A remark to the figures providing the results of different concentrations of the drugs:

The data of Fig 5E and 5F with statistical differences of just one intermediate concentration of a chemical is suspicious too, even though the authors try to convince the readers with references [63,64] and a brief discussion. Such result in this study might be a consequence of a pipetting or dilution error or any other one... Could you decipher what is meant by the phrase "n = 4-5 independent experiments, where each dot represents an independent experiment" in the figure legends? How many technical repeats and independent growth experiments were used etc., so that it was understandable from the text.

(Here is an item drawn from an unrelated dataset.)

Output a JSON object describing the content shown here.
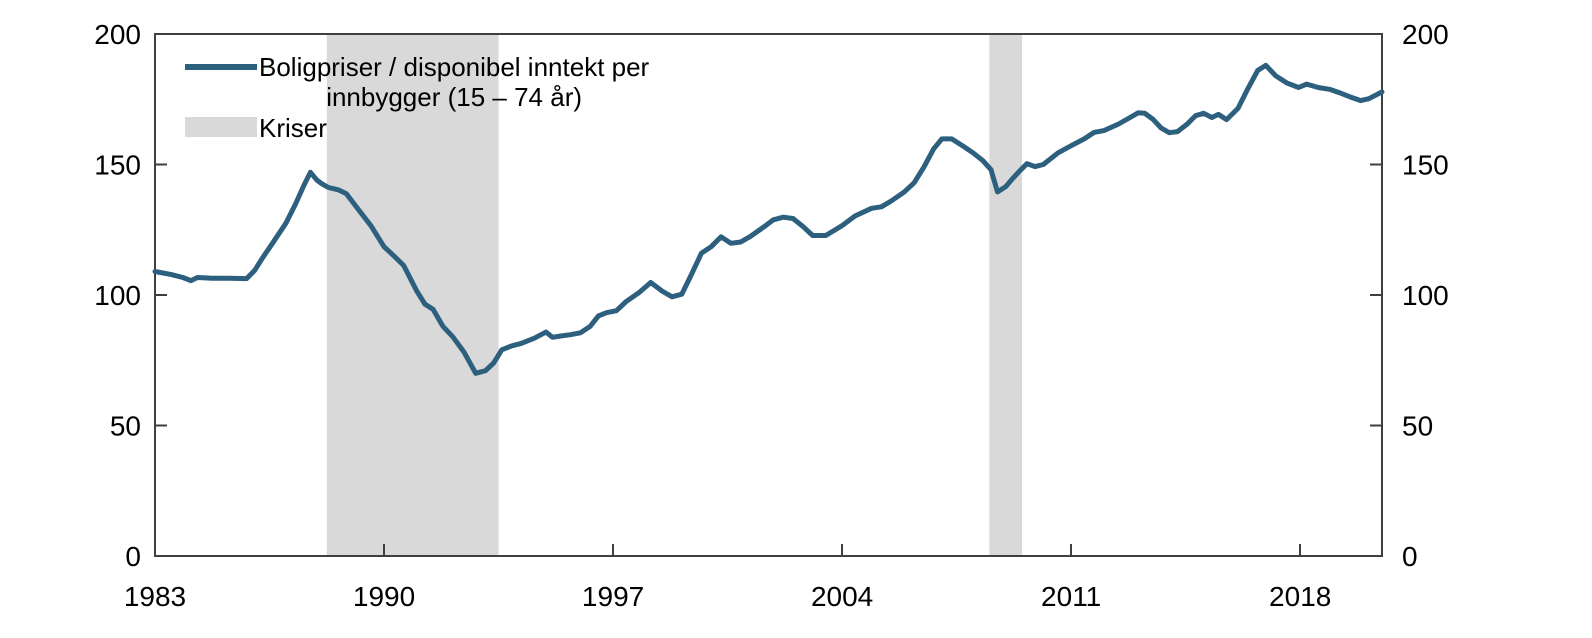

Generally, the use of linear graphs showing the effect vs concentration and a regression curve is preferable for such data.

If all the questions to the results are answered, I'd recommend adding a scheme to the discussion, describing the most important result(s) and the outcome(s). The separate "Conclusion" section would also look better in this text.

Author Response

We are grateful to the Reviewer for the comments, and much appreciate his/her thorough revision and suggestions for improvement.

Please see the attachment for our point by point rebuttal letter.

Author Response File: Author Response.pdf

Round 2

Reviewer 2 Report

The authors significantly improved the revised version of the manuscript. Both most important points (glucose and O2 concentrations) were addressed either as a clarification on common practices in the field or as a mistake correction, respectively. The calculations of O2 concentration are also interesting and could lead to an interesting discussion, but as the used O2 concentration is normal, there is no need in further arguments. I'm sure, one could obtain an interesting and significant effect of 95% O2 compared to 20%, despite the difference in concentration for the cells may be not very high.

The authors also addressed most of my minor comments, including the ones to the figures. As for the Fig.1, I'd stand at my suggestion to improve the presentation of data, but the current view is also fine.

The provided statistics and data, as well as ATCC information sheet give a good impression and provide all the needed information. Although it's always important to note that the glucose concentrations (either 16 mM or 0.5 mM) are not physiological, they are in line with the commonly used protocols applied to these cells.

The paper certainly can be published in this special issue of IJMS devoted to MDC screening and testing.